Around this point, when the ba-Tutsi had the upper hand in terms of finance (as far as I can remember, there were minimal conflicts and it was just co-existence, but I am not ruling out that some Hutus and Tutsi were p_issed o_ff at each other for whatever reasons), the white man comes along. From there, it's a short tale.
White man and his primitive/corrupted/manipulative mind instantly saw the ba-Tutsi, who some claim are lighter in complexion and have features that are akin to the european (not by a long shot, seriously) and decided they were more 'elegant, graceful and intelligent' (likely based on their financial upper hand, you know how crackuhz do) and therefore superior in every way to the primitive ba-Hutu.
Soon, the ba-Hutu were seen as docile and subservient, very dumb and not capable of civilization (typical Afrikan, says the white man). Although this is not documented, we can guess that the whites favored the ba-Tutsi (quicker to assimilate white values? see: Igbo) and played on whatever schism was there from before. Tutsis became arrogant, Hutus became angry.

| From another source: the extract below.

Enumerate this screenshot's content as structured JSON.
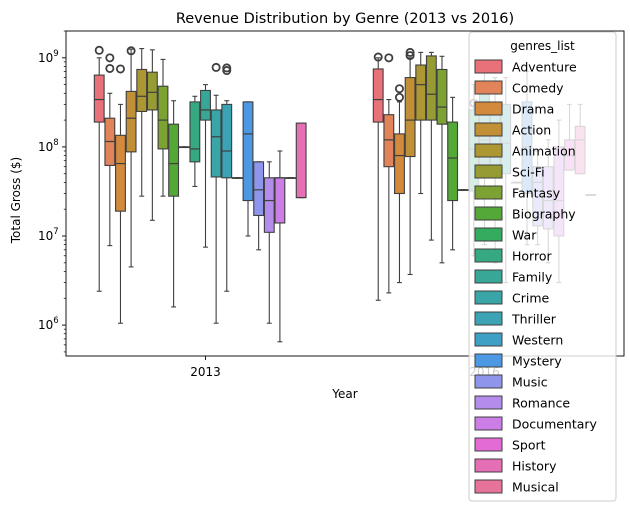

Shortly thereafter, whites would leave the land, and also leave the Tutsis in power. Important to note here is how the colonizers/whites had forced their own laws and policies on the countries they colonized, so that despite ancestral and historical land ownership, Tutsis, who were now majority in the government (despite being the overall minority), therefore could use the laws and politics of the whites to justify suddenly getting the best land (top soil etc) and also having the power to -lend- land to Hutus who needed work.
Hutus were also, as the story goes, mostly seen as slaves/inferior or something like that (class issue) and were kept as maids, servants etc. While ba-Tutsi were in positions of power, again, due to the white man appointing them.
Naturally, this bred hostility and soon the killings began. Today, both sides blame each other (because Hutus killed more Tutsis in one country, and Tutsis killed more Hutus in the other).
That is a brief, inaccurate and general account of the genocide in Burundi and Rwanda (same ethnic groups, only difference is that in one country the Hutu is the majority, and in the other the Tutsi is).
Might a Brother ask what led you to ask this question?
Also, I can recommend some books on the subject if you are interested. White written though.